In two weeks she was released from the hospital, and I had made great inroads into my new book. Once more the discussions were resumed. At the next meeting I finally learned why it was that the missionaries kept declining when I asked them to join me in a cup of coffee. When they told me they abstained from coffee, tea, alcohol, and tobacco, my heart sank. I thought to myself, “Now they’re going to tell me they don’t dance, go to shows, cut their hair, and any number of things.” But I was ready to give up whatever they asked. I already knew the gospel was true.
Now we were near the end of the discussions, and the plan of salvation was being presented. I’ll never be able to describe the joy I felt when I was told that I had dwelt with God before—that he knew me and taught me before I was born. You mean he actually knows me? Me? Just think! God knows me! Me! I was overjoyed. I was ecstatic. I wept. This was the most beautiful thing I had ever heard—that I had dwelt with God before, and that he knew me personally. Now I could easily think of him as a kind Father, a God of flesh and bone.

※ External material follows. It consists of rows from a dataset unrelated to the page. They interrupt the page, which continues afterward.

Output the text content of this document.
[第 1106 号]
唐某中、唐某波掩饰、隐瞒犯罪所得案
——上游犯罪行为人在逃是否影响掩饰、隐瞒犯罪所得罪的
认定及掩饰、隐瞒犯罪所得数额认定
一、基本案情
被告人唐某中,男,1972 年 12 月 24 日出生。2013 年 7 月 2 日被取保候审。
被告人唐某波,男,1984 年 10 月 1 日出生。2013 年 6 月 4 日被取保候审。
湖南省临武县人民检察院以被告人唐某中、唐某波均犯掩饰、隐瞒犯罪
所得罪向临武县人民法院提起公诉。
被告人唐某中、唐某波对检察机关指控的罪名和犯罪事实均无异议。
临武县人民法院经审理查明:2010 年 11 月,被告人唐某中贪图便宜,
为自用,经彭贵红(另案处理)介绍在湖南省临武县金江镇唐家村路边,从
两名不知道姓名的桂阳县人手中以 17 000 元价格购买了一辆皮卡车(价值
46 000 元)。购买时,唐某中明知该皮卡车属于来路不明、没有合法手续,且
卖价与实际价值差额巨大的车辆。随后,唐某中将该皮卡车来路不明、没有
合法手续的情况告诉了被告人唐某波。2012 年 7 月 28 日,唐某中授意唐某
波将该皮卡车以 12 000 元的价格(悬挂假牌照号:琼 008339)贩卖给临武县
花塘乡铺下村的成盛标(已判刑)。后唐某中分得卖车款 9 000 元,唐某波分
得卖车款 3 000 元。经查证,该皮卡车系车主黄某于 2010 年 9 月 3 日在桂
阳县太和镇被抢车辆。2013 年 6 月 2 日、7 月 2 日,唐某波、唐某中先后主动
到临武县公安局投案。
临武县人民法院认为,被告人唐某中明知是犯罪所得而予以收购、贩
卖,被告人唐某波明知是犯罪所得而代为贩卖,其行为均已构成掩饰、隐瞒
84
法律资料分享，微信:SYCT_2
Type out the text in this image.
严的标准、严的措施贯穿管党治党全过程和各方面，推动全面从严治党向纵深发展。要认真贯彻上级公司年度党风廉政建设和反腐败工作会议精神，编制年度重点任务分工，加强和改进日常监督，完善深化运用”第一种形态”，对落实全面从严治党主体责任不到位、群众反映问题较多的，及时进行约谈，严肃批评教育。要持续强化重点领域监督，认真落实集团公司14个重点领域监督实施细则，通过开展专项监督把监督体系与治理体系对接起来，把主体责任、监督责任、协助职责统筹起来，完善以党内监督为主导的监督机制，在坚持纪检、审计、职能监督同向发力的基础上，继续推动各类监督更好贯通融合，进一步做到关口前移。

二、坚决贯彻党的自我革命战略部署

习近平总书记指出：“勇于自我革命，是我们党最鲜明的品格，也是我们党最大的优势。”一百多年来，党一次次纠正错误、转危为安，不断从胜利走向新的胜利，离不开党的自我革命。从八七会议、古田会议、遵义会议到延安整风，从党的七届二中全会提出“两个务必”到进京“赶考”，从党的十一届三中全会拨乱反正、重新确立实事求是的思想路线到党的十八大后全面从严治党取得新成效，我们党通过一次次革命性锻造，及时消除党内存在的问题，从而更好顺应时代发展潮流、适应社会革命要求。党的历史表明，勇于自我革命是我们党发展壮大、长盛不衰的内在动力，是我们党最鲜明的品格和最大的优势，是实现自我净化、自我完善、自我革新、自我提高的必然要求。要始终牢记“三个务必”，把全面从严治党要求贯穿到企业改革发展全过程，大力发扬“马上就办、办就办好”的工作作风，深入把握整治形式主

When the elders were introduced to us, I was very excited. The sister missionaries had told us about the priesthood, and I was in awe of the elders when they came. I felt the greatest respect for someone who held the priesthood of God. It was such a new thing for me. The children loved them instantly.
Yes, we were baptized. We had knelt in prayer and for the first time, self-consciously and timidly, prayed together vocally. In simplicity and humility we asked our Heavenly Father if these things were true, and, in answer, received the warm, sweet assurances that only the Holy Ghost can bring.
In the many years since our baptism as a family, there have been many joys—yes, and many sorrows too, especially the death of my husband. Yet we have known the security of the priesthood in our home, the comfort of home teachers. We have laughed, sung, cried; we’ve been down to the depths of despair, and up to the heights of spirituality. We have experienced the sweetness of a temple marriage, the meaning of eternal friendships, the strength of the iron rod when all seemed utterly hopeless. We have canned peanut butter in the Lake Jackson and Houston wards, hoed beets and peeled apples, pears, and peaches and labeled cans in wards in Provo, where we now live with our new husband and father.
Above all, we are truly grateful to be members of The Church of Jesus Christ of Latter-day Saints and for the missionaries who made it possible. And now we have sent our own sons out as missionaries, with the hope that they will find other receptive souls and bring to them the joy and happiness that the missionaries brought to us.